Researchers already had some hints from the Spitzer space telescope that WASP-39b’s atmosphere has carbon dioxide. But there, for the first time at the infrared wavelength of 4.3 micrometers (4.3 millionths of a meter across), was the clear, indisputable evidence.
“You could literally see it in the raw data, the signal is that strong,” Stevenson said. “Normally, we’re talking about miniscule signals that are very difficult to see; but here, you don’t need to run models, you don’t even need to compute statistics to determine if it’s significant. It’s just, ‘Yep, there it is!’”
The spectrum, which the team posted Aug. 25 on the preprint server , also showed clear signs of water and carbon monoxide in WASP-39b’s atmosphere. There was even a signal not yet linked to a specific molecule present.
Carbon dioxide, however, was particularly important because it has significance at all levels of exoplanet research. It’s useful for determining how much of the atmosphere is neither hydrogen nor helium — a characteristic called its metallicity. Based on our own solar system, scientists believe more massive planets should have lower metallicity and less massive planets should have higher metallicity. But they haven’t been able to confirm that trend yet in exoplanets.
“Webb will soon tell us the answer, through the detection of carbon dioxide in just a few more planets,” Stevenson said.
It’s also a molecule expected on smaller rocky planets like Earth, Venus and Mars, all of which have carbon dioxide as a major constituent of their atmospheres.
“Just seeing the carbon dioxide signal in an exoplanet atmosphere is a big deal,” said David Sing, an exoplanet scientist at Johns Hopkins University in Baltimore and a co-author on the study. “It shows we broadly can detect this key molecule across the exoplanet landscape, not just in very hot gas giants like this one, but also in more terrestrial environments.”
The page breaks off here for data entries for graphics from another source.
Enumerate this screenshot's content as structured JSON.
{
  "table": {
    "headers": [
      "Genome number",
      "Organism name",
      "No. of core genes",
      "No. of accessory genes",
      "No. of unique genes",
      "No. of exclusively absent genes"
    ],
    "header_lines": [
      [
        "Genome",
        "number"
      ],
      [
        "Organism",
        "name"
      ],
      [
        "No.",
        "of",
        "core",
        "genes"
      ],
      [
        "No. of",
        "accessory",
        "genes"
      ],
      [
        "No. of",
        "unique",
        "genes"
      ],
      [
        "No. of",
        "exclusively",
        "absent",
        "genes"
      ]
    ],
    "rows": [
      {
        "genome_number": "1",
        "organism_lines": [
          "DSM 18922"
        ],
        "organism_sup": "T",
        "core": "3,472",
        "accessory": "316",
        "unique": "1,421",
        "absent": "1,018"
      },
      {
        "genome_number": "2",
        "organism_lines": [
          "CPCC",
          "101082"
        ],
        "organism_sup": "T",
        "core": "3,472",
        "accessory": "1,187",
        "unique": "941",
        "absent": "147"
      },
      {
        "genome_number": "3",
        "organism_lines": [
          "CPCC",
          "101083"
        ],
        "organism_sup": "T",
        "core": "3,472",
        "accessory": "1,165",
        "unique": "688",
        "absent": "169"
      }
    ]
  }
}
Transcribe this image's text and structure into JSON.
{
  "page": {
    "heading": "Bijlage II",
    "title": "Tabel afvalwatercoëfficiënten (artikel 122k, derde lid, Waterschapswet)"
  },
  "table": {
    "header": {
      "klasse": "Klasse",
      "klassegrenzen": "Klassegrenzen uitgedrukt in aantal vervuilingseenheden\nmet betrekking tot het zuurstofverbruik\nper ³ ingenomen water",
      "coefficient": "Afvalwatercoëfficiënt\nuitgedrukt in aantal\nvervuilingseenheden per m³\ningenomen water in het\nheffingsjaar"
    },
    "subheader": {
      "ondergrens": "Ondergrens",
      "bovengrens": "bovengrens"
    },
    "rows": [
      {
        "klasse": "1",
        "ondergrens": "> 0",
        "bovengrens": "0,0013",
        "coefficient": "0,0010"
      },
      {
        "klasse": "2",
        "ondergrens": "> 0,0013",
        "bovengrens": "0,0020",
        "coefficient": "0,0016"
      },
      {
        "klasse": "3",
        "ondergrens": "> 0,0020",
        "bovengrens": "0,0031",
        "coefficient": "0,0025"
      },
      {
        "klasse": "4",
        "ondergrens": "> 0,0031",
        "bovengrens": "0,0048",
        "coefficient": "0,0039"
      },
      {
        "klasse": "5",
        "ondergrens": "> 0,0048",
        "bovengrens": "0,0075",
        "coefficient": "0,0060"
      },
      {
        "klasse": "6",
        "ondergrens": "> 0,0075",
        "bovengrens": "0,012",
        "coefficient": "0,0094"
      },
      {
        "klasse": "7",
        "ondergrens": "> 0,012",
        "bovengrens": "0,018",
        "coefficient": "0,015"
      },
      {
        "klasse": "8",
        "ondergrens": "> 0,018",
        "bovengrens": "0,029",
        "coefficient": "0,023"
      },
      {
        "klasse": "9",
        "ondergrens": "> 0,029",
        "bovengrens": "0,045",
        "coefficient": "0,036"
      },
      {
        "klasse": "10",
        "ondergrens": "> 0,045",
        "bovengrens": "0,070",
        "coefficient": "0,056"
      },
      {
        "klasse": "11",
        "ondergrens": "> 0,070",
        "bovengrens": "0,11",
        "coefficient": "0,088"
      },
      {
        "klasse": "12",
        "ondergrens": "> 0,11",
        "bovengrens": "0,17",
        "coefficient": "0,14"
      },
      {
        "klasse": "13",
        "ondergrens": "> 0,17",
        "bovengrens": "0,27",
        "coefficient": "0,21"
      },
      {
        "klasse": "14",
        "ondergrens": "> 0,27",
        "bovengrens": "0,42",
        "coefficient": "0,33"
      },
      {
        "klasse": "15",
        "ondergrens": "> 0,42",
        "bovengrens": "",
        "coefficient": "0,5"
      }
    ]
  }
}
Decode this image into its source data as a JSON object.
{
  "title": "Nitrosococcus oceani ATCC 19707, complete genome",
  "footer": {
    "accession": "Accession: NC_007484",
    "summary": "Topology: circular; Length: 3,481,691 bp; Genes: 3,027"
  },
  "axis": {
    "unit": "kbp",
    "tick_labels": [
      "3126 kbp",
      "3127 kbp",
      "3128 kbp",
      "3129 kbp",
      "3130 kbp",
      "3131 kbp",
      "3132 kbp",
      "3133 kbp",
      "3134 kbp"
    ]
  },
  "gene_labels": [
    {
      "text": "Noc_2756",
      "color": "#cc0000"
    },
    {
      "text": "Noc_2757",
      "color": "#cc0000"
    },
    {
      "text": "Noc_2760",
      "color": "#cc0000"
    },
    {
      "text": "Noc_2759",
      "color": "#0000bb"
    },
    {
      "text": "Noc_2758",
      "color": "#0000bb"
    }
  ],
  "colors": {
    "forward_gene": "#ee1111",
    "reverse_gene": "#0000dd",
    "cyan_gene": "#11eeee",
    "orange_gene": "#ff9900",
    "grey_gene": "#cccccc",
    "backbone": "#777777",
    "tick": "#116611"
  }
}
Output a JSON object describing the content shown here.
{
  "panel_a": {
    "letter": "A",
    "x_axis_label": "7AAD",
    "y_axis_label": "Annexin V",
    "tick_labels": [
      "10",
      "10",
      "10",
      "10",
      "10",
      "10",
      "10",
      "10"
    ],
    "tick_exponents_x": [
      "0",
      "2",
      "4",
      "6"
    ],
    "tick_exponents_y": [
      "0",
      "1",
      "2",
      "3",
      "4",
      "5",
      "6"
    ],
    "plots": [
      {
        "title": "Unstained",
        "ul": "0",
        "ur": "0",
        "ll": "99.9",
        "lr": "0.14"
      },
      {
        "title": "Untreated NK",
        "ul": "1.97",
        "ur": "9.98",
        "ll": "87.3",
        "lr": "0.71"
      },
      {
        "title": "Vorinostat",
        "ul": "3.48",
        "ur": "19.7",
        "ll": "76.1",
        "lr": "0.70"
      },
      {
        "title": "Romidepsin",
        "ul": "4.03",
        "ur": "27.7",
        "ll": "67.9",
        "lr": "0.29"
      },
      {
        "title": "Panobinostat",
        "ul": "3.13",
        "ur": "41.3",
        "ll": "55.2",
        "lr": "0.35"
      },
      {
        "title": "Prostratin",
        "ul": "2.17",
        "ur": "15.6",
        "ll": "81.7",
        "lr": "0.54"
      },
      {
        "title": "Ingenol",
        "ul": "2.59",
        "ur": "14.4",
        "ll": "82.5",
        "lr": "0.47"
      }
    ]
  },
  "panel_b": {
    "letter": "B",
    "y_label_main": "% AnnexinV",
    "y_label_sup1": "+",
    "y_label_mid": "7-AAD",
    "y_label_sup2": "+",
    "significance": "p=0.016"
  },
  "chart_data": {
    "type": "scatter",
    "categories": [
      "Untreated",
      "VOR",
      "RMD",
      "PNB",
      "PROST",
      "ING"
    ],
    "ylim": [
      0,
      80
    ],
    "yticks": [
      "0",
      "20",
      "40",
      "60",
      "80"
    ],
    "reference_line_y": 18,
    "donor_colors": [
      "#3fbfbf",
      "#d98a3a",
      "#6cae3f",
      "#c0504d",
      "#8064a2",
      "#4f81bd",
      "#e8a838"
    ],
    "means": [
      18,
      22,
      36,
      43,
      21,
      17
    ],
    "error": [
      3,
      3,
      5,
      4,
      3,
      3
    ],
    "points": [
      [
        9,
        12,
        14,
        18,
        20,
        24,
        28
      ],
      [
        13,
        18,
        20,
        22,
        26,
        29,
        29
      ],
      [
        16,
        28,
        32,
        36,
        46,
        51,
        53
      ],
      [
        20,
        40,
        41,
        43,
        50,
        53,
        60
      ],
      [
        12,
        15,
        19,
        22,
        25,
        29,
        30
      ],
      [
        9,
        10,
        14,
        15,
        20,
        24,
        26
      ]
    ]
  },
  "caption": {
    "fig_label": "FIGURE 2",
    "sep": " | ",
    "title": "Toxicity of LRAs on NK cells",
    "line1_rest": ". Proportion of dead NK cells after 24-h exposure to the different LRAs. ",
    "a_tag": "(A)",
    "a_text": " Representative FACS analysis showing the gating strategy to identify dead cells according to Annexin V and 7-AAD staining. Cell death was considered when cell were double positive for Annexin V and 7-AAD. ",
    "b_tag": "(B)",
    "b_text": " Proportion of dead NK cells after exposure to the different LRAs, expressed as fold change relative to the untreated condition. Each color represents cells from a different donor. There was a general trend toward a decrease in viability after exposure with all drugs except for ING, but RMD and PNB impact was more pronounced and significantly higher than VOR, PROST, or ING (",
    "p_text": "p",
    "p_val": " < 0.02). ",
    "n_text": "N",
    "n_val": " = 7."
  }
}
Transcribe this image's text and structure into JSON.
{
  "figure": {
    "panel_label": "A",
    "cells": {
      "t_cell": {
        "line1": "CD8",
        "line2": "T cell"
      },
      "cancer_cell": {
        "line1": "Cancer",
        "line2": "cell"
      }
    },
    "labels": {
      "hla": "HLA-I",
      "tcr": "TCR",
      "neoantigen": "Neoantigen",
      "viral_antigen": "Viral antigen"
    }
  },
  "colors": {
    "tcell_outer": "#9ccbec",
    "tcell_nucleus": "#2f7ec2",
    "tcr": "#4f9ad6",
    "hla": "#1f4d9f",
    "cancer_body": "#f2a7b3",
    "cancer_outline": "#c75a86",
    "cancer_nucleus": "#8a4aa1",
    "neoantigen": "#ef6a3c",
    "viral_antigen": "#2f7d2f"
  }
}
That’s ultimately the team’s objective: determining whether small, rocky planets orbiting the Milky Way’s red dwarf stars — the most abundant stars in the galaxy — have atmospheres to use as a stepping stone to determine those planets’ habitability.
“To date, we haven’t seen a single spectroscopic signal of an atmosphere around a rocky planet because we’ve been looking at the wrong wavelengths,” Sing said. “With Webb, we can really start to find and study the atmospheres around exoplanets for the first time. It’s like getting to open 15 doors all at once. The hard part is knowing which one to go through first.”